The operational decisions must address health, wellness and organisational deliverables. You need to ask about contingency plans, proximity to medical centres, local crime rates, vaccination needs, travel restrictions, and cultural norms (such as dress, food, nightlife, and alcohol). Wearing bikini tops outside of the beach can be both insulting, and dangerous in some places – that’s the real world. It’s not good, it’s not bad, it’s just different.

You will also need to ask what you need to do before you leave home (some vaccinations need to be administered weeks/months in advance), and what timeframe does this need to happen in? What do I need to pack? What happens when you arrive at the airport, and what happens if there is an emergency? Who is my support network, and where can I find them, what should I expect?

On that note, you may find the following checklist from Australia’s Monash University to be very helpful as well.

  1. Does the operator provide a breakdown of how any fees will be spent?
  2. Does the operator have the support of either the local government, your government, United Nations, or are they a Certified B-Corp?
  3. Does the operator provide a history of their activities and time spent working in the location?
  4. Have the locals been adequately consulted?

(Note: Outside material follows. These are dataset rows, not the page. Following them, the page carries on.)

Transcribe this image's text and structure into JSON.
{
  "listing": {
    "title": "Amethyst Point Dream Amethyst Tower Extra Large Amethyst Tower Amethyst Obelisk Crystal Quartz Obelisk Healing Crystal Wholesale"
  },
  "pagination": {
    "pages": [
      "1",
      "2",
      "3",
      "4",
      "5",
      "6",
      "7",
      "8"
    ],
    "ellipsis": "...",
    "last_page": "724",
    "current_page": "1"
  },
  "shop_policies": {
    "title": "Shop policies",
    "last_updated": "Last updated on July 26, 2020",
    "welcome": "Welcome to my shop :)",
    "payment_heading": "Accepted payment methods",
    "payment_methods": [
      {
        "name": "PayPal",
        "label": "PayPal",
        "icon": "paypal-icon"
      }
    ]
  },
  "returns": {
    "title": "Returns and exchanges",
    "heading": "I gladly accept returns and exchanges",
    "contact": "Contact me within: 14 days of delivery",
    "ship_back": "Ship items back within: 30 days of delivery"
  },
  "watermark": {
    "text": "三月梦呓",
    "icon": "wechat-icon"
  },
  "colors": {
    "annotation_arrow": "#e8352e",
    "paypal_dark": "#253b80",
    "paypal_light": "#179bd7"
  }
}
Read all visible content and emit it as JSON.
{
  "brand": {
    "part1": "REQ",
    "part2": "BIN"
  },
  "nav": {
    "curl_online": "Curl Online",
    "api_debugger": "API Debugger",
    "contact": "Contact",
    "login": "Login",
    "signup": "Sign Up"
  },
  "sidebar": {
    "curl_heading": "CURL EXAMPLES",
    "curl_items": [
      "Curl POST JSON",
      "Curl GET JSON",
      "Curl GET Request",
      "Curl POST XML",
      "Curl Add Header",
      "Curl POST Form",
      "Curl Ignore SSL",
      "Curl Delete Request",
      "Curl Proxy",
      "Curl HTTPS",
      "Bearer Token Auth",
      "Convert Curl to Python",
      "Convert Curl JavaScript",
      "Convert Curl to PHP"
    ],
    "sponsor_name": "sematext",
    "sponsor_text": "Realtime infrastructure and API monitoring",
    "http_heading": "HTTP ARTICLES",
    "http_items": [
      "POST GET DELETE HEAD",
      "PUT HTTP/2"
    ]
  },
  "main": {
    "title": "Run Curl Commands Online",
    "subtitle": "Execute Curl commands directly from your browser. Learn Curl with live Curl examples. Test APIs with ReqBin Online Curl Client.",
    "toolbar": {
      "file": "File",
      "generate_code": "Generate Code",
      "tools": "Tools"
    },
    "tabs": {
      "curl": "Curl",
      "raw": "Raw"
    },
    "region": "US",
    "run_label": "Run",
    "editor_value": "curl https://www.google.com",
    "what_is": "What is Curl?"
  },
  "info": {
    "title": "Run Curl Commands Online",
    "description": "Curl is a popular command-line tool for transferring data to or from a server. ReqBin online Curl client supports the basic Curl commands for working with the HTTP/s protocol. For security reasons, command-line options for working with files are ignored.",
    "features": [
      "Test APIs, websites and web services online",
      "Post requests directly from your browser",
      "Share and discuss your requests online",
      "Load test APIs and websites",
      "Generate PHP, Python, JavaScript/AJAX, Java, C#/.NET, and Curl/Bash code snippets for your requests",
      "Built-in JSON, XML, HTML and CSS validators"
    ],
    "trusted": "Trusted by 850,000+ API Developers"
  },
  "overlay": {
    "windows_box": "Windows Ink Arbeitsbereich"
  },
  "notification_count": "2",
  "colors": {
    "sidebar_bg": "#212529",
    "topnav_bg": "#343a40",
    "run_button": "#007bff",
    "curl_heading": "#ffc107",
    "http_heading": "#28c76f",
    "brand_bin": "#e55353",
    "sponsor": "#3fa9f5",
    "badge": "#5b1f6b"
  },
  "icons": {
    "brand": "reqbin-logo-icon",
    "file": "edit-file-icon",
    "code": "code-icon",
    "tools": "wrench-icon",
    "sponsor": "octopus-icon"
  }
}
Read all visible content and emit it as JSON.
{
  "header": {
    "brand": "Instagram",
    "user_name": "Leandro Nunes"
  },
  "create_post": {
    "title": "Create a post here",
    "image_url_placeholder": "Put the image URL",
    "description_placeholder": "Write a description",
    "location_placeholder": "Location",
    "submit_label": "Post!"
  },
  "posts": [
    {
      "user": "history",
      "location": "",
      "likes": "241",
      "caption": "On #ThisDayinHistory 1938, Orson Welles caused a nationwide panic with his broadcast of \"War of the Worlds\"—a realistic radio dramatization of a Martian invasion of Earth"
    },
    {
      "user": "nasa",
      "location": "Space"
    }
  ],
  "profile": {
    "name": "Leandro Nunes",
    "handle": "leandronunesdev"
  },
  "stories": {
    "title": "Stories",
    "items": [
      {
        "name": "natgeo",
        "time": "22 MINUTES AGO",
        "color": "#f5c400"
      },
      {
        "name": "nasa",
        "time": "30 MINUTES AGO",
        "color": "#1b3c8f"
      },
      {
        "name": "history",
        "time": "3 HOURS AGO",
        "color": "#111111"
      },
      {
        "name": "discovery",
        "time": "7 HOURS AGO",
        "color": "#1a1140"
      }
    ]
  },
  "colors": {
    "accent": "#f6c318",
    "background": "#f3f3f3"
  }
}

Is it what they really need/want?
  5. Does the project replace local jobs with expensive overseas voluntourists?
  6. Will the project be sustainable by local people after voluntourists leave?
  7. Does the operator evaluate their work to ensure it continually meets the needs of locals?
  8. Does the program allow you to use your particular skills and experience effectively?
  9. Have I done adequate background research on the operator before committing?
  10. Will I be making a difference through altruistic volunteering and not just being a tourist?
  11. Have I identified the relevant visa, safety (including living conditions) and insurance requirements?
  12. Can I leave the program if I needed to?

Use these questions as starting points only, and make sure you address the 2 pillars of decision-making. It is right to have expectations, and you need to use early questioning in forming them.

Remember, if it doesn’t feel right, then please don’t proceed.

Good luck. Travel safe. Be responsible.